Kabul Embassy Files

The Chargé in Afghanistan ( Jandrey ) to the Director of the Office of South Asian Affairs ( Mathews )

confidential
official
informal

Dear Bert: From the flow of telegrams which has been received here, and especially the last one from London1 giving what appears to be the Pakistan Prime Minister’s final decision on our proposals, it is obvious that these proposals are not acceptable to the Government of Pakistan and that conversations will not take place. Unless we make an unequivocal statement that we consider the Durand Line to be the international boundary between Afghanistan and Pakistan, [Page 1939] the Government of Pakistan will not agree to negotiate; if we make such a statement, you can be sure that the Afghan Government will retract its acceptance. The question with which we are now faced is whether or not there is anything more we can or should do to attempt to bring about a solution to this Pushtoonistan problem.

The fact that the Pakistan Government has insisted on our support for their thesis of the validity of the Durand Line has doubtless made you wonder if such a declaration on our part may not some time have to be made. I assume, however, that this would not be done until the Department has had an opportunity of reviewing the legal arguments of the Afghan Government. It is of interest in this connection to note that the day before his departure the Ambassador was given a French copy of a brief2 drawn up supposedly by a French international lawyer and possibly, if the Foreign Minister’s statement is correct, by a British lawyer as well. The Ambassador has promised to translate this brief while en route to Paris, where he should be about February 7.

Any unequivocal statement we may feel obliged to make concerning the Durand Line would certainty have the following effects:

(1)
The Afghans would feel that they had been tricked by the United States as our original proposals emphasized that no conditions should be placed on the negotiations. Accordingly, we would be accused of bad faith by coming out in favor of the thesis back of the very condition which Afghanistan, rightly or wrongly, has always found unacceptable.
(2)
Obviously, the relations between the Embassy and the Afghan Foreign Office, which are at present very cordial, would suffer. I don’t mind taking the rap here, which I should certainly have to do. The Ambassador was very careful not to argue against the Afghan point of view and the Afghans very definitely feel that he has been working in their interest. That is not, however, the unequivocal feeling about me or perhaps other members of the Embassy staff who have upon occasion questioned the validity of the arguments of Afghan government officials and our Afghan friends. I know, therefore, that any declaration on our part would result in strong criticism of me as being pro-Pakistan and anti-Afghan. Nevertheless, the Department must decide whether it has to make a statement, and if so, what timing will be most advantageous and what concessions, if any, Pakistan would be prepared to make for this support. In any case, I can’t believe that it would be to our advantage to have such a statement follow too closely on the heels of a breakdown in our attempts to bring about bilateral negotiations. Possibly Mr. McGhee, when he visits Kabul [Page 1940] early in March, may find a convenient opportunity of indicating our official opinion and implying that sooner or later we might feel compelled to take a definite stand on this point. (As stated above, he might first want to review the Afghan legal position.) I think the Afghans should have ample warning and not have our opinion come as a surprise.
(3)
Any announcement regarding the Durand Line would doubtless cause general criticism of Americans and would make it hard for the American teachers at Habibia, as well as for the teachers coming out for the Afghan Institute of Technology. What would probably be even more serious would be the loss of prestige by American educated Afghans who would doubtless personally feel the resentment of their superiors. The German and French stock would rise correspondingly.

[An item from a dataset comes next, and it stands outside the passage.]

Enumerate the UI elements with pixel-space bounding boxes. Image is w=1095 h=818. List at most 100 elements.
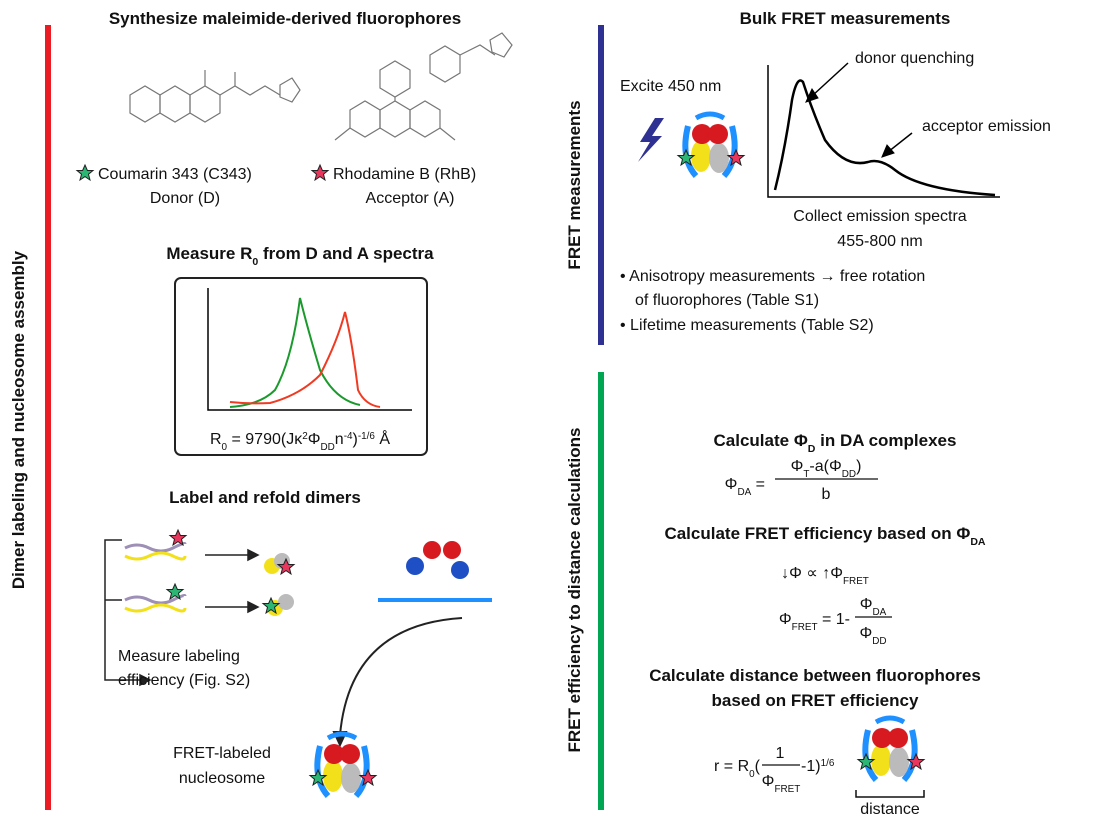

The over-all decisions are of course up to the Department which must view this dispute on a global basis and decide how best to settle it and what value Afghanistan is to us under any circumstances. Moreover, the Department will doubtless consider carefully whether there is anything further that we can do on our own to bring about a settlement so long as the bigger issue of Kashmir remains unresolved. Meanwhile, I merely did want to get a note off to you in this pouch to record briefly my first thoughts on the effect of giving in to Pakistan’s insistence that we declare ourselves on the Durand Line.

Sincerely yours,

Frederick Jandrey
  1. Reference is presumably to telegram 4009 from London, January 19, p. 1934.
  2. Not printed. Reference is presumably to a brief entitled “Consultation for the Government of Afghanistan Regarding the Juridical Situation of the North West Frontier Province and Particularly Concerning the Free Tribes,” prepared by Mr. Georges Scelle, which is discussed in a memorandum, also not printed, by Mr. John Maktos, Assistant Legal Adviser for Near Eastern, South Asian, and African Affairs, to the Director of the Office of South Asian Affairs (Mathews), March 20, 1951 (689.90D/3–2051).